Vom Deepfake zum Realitätsverlust: Trauen wir noch unseren Augen?
Themen: Künstliche Intelligenz |Ich wollte meine neue Fotostory schreiben, ich schwör’s! Aber die KI ist mir schon wieder dazwischen gekommen. Es gibt Sachen, die ihr wissen solltet, gerade weil die KI immer allgegenwärtiger und damit gleichzeitig unsichtbarer wird.
Fangen wir mal mit KI an, die man nicht sehen und mit der man nicht interagieren kann, die aber drauf und dran ist, einen weiteren Berufszweig weitgehend arbeitslos zu machen: Die Synchronisation von Serien und Spielfilmen.
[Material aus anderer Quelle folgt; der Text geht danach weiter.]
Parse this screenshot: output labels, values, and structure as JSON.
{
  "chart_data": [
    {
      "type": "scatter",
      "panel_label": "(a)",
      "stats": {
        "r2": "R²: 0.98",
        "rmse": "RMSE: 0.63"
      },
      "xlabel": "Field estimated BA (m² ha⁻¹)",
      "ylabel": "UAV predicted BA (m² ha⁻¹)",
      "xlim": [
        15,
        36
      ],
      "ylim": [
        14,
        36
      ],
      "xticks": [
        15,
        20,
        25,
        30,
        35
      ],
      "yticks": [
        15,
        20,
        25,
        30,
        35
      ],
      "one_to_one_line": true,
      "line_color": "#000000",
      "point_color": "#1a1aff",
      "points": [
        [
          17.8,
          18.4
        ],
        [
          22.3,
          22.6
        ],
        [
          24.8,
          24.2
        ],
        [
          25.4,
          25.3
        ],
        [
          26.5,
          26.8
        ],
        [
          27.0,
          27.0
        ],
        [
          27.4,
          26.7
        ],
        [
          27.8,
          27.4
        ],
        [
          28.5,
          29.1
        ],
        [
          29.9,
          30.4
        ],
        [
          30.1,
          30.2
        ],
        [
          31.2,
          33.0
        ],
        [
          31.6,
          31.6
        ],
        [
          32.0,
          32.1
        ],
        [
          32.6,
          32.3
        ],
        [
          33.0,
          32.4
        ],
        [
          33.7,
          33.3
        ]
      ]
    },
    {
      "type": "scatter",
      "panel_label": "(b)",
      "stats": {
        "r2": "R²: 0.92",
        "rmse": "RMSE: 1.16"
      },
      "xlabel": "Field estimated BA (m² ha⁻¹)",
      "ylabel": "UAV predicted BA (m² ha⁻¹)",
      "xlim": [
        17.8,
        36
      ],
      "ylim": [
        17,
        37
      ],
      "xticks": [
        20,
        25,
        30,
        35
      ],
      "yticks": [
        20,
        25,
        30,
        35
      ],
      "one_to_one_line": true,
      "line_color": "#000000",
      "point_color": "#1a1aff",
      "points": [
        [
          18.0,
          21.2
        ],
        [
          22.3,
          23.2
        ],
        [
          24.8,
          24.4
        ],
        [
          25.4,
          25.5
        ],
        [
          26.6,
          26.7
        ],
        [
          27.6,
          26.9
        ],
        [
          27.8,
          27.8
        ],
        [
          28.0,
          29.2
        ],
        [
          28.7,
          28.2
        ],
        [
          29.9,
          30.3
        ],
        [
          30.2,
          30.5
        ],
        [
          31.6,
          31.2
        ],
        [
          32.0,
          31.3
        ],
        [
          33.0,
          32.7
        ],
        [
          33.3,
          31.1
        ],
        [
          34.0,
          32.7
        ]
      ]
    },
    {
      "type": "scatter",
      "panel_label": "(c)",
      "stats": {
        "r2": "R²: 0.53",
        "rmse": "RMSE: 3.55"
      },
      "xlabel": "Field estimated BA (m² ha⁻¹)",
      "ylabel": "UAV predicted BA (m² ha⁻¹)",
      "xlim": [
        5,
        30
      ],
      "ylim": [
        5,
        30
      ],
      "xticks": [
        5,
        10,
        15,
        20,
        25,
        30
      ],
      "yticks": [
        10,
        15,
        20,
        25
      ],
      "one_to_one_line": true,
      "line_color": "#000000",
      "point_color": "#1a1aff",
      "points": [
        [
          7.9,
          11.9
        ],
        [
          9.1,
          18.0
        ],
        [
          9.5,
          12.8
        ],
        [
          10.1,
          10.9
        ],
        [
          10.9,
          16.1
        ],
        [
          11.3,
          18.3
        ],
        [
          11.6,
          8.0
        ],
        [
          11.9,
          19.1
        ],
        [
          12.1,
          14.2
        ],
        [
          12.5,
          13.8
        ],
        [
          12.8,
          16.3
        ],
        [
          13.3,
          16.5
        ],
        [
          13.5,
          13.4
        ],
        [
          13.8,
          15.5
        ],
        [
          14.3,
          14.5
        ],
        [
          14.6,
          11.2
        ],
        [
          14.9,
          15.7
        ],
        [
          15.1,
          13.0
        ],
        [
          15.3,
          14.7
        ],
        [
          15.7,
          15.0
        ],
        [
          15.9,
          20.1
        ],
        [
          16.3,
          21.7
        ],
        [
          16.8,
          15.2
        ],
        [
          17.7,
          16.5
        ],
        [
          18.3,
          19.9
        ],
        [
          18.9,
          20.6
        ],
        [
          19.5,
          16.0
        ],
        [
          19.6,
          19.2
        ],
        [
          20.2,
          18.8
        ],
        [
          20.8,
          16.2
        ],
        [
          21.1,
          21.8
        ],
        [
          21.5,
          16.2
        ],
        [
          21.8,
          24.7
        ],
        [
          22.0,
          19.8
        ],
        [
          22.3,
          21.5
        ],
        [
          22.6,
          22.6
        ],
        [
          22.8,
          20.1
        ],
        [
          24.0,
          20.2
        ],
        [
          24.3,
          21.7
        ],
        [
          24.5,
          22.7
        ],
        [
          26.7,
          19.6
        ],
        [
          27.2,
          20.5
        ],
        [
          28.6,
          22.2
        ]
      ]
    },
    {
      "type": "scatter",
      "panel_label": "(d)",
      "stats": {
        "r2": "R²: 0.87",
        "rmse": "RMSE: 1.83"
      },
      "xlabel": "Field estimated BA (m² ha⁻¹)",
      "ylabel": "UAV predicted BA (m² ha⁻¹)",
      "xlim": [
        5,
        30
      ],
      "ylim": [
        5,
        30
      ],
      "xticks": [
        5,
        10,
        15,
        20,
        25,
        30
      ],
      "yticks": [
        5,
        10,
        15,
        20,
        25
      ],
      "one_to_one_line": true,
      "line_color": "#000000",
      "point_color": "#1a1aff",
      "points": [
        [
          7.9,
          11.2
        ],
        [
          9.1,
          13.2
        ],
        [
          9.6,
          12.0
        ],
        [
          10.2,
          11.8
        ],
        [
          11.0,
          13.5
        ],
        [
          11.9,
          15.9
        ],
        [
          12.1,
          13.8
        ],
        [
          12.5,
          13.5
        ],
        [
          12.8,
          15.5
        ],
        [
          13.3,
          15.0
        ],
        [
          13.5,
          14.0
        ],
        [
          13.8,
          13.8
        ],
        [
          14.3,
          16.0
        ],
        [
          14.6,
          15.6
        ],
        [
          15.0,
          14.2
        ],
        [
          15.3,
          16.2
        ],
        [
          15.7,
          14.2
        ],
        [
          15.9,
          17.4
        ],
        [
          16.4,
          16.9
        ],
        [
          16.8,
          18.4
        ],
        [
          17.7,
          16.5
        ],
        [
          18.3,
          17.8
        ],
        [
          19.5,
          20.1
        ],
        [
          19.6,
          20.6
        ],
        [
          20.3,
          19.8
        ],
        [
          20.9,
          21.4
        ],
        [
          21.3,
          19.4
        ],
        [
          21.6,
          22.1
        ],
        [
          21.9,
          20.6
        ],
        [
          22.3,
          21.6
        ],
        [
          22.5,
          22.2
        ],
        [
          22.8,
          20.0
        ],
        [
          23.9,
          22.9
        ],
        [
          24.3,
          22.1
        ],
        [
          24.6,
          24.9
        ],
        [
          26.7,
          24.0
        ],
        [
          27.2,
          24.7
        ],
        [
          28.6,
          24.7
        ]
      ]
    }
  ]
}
Wie schon bei der ersten KI-Kochzeitschrift hat der Anbieter versucht, das Experiment stickum in den Markt zu drücken – die eher unauffällig veröffentlichte polnische Krimiserie MURDERESSES wurde augenscheinlich von einer israelischen Firma unter massiver Zuhilfenahme von KI synchronisiert. DWDL hat einen sehr schönen Artikel über den Vorfall veröffentlicht. Dort bitte nachlesen.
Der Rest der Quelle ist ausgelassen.